Other processes highlighted on LPL field trips include impact cratering, tectonic plate movement, and erosion by water and air.

“When you build a model that tries to describe the complexity of planetary evolution, you have to make a cartoon version of it,” Hamilton said. “Going into the field and determining the necessary detail of the model – what to leave in and out – is important to understand.”

“We discuss how features might work similarly or differently on another planet. Other planets or moons might have different gravity, atmospheres and sunlight, for example,” Bramson said.

Seeing these formations in real life helps students interpret remote sensing data sent back from different places in the solar system, says Hamilton, whose most active area of research is in terrestrial analog study.

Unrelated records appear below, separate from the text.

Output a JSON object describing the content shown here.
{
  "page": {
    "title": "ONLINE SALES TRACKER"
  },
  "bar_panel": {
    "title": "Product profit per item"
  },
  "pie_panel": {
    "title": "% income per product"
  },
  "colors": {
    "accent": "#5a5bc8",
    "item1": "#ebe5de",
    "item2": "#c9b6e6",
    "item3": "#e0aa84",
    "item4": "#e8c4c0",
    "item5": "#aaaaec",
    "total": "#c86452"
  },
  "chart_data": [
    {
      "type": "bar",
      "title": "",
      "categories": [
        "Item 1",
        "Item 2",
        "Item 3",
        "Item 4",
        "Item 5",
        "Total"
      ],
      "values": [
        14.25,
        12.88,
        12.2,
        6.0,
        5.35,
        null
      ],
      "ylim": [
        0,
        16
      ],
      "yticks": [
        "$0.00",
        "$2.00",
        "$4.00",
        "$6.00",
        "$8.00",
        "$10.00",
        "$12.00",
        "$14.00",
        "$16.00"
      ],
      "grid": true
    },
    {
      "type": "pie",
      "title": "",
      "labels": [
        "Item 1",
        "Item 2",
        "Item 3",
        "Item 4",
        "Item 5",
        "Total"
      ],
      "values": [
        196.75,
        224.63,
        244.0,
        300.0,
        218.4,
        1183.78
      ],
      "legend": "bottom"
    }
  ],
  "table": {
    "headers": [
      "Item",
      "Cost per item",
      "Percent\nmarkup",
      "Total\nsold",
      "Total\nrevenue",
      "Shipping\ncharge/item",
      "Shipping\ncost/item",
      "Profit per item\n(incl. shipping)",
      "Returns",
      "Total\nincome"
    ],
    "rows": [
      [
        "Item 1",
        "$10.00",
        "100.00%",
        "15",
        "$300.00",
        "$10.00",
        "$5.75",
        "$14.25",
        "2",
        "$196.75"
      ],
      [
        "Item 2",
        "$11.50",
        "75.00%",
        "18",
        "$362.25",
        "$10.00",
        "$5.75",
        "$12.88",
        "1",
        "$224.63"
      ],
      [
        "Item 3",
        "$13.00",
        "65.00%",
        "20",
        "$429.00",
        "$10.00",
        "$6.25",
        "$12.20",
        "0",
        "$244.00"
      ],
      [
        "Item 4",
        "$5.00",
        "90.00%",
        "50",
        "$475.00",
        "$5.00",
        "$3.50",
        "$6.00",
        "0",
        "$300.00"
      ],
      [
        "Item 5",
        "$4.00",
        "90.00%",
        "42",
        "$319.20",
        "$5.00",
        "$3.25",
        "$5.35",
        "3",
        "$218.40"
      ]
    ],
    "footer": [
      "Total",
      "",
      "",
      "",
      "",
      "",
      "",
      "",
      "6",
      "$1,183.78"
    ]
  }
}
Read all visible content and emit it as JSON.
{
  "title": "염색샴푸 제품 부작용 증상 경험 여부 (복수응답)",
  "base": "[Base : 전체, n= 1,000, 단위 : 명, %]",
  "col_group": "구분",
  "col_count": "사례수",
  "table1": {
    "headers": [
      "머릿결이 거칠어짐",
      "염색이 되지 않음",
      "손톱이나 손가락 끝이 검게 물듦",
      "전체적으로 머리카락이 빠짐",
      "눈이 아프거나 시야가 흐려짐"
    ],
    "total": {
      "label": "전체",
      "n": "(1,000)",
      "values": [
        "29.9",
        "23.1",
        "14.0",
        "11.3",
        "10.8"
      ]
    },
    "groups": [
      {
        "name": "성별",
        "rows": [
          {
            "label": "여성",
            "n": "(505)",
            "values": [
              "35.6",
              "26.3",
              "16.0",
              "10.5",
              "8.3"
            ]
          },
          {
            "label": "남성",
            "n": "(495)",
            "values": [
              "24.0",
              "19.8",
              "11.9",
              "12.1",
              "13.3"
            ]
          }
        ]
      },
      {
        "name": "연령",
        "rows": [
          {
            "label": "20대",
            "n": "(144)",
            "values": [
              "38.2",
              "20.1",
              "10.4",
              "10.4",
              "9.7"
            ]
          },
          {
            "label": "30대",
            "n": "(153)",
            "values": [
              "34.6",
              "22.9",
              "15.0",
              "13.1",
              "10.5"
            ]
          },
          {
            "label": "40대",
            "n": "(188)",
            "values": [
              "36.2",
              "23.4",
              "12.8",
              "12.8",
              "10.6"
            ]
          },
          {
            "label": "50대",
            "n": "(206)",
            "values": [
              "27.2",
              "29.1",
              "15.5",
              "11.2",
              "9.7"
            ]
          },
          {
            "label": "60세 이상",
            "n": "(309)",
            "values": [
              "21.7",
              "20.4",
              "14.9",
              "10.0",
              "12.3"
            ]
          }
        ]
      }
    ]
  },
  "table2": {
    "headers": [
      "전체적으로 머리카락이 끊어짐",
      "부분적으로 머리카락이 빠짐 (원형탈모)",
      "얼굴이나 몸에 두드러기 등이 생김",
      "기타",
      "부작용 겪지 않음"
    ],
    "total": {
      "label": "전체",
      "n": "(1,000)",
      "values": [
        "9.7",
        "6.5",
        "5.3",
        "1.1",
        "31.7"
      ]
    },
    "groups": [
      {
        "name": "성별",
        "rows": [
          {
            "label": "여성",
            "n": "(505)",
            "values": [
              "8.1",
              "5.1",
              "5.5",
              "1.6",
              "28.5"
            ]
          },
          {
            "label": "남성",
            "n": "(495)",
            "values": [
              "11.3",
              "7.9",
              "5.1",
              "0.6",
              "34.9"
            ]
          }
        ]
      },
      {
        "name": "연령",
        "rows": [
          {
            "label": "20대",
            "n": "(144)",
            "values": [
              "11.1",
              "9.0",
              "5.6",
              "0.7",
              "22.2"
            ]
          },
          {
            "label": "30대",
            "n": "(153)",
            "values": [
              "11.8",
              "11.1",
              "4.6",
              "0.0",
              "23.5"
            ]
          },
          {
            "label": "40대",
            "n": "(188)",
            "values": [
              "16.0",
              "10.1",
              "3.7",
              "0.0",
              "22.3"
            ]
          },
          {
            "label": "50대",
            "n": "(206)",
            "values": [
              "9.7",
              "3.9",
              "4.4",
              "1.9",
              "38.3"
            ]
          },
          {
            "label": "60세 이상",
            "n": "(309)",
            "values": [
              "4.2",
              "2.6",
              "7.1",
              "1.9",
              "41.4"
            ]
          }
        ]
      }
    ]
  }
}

He travels to extreme environments to test how robotic instruments might perform on alien worlds.

“Climbing around lava flows similar to those on the moon or Mars, or dunes on Mars and Titan, provides a connection with otherwise abstract data,” he said.

“We took students to Cape Canaveral to look at coastal processes we can’t see in Arizona as an analog for Mars, which has many shorelines associated with the northern ocean and impact craters that filled with water to create lakes,” Hamilton said, adding that Saturn’s moon Titan also has oceans but composed of liquid methane and water ice as hard as rock. “It’s another permutation of the same processes."

Bramson entered her graduate program with a bachelor’s degree in astrophysics, so, like many of her classmates, the field trips were her primary lesson on geology. But she learned about more than just geology, she said.

“With all the time spent together – driving to the field sites, hiking and discussing the landscape, camping, making food around the campfire at night – I got to know my fellow graduate students a lot better on these trips,” she said. “Many became some of my best friends and collaborators on scientific projects.”